A relevant term here is translationese. A translated text tries to both respect the original work and the new language. Both of these can not be true at the same time, so there is a varying amount of trade-offs.
Literature
I am drawing from the article
Vered Volansky, Noam Ordan, Shuly Wintner, On the features of translationese, Literary and Linguistic Computing, Volume 30, Issue 1, April 2015, Pages 98–118, https://doi.org/10.1093/llc/fqt031 , open access http://cs.haifa.ac.il/~shuly/publications/vered.pdf
There is study on the universal features of translated texts.
Quoting the article above:
Baker (1993) calls for compiling and digitizing ‘comparable corpora’ and using them to study ‘translation universals’, such as simplification, the tendency to make the source text simpler lexically, syntactically, etc, or explicitation, the tendency to render implicit utterances in the original more explicit in the translation. This call sparked a long-lasting quest for translation universals, and several works test such hypotheses in many target languages, including English, Finnish, Hungarian, Italian, and Swedish (Mauranen and Kujamäki, 2004; Mauranen, 2008).

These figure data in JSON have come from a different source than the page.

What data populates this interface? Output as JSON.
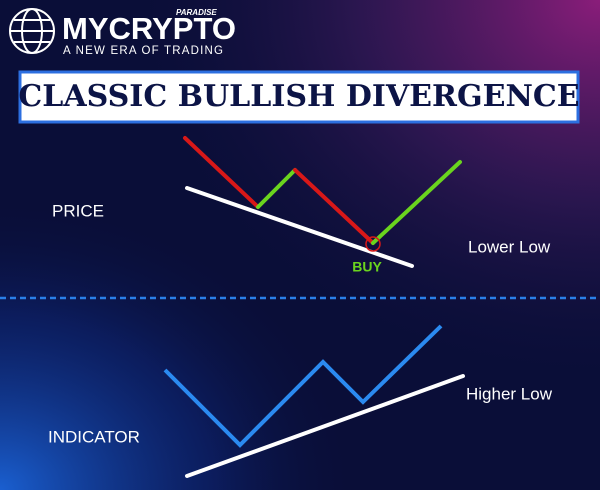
{
  "header": {
    "brand": "MYCRYPTO",
    "brand_sub": "PARADISE",
    "tagline": "A NEW ERA OF TRADING"
  },
  "title": "CLASSIC BULLISH DIVERGENCE",
  "labels": {
    "price": "PRICE",
    "buy": "BUY",
    "lower_low": "Lower Low",
    "indicator": "INDICATOR",
    "higher_low": "Higher Low"
  }
}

I recommend reading the second section in the article for more information and further references.
You might also want to check if some more recent publications discuss Chinese in particular; the articles citing the one above are a good first step: https://scholar.google.no/scholar?cites=2869890259940137865
A search for "translationese Chinese" might yield more results: https://scholar.google.no/scholar?q=translationese+chinese
Implications
Some general trends seem to be that translated text tends to be simpler, to use less structures and vocabulary particular to Chinese but missing from English, and to contain more vocabulary and structures shared between Chinese and English. The translated text is presumably more explicit than original text would be.
All in all, I would assume that reading the translated text is easier than reading an original text. However, depending on your mastery of Chinese, this might not be a problem. If you are not yet fluent, you are likely to learn a lot anyways. If your eventual goal is to be able to write native-like Chinese text that natives consider beautiful, and you are already at a high level of mastery, then considering reading original Chinese literature instead, just like a Chinese person should do.
Also, you could ask a native Chinese if the language in the book is okay. If the translation is good, then, supposing you are not at very high level of Chinese, the difference in learning might very well be small. This is based on a pure hunch. Please investigate the literature above to verify or falsify; maybe someone has looked into it.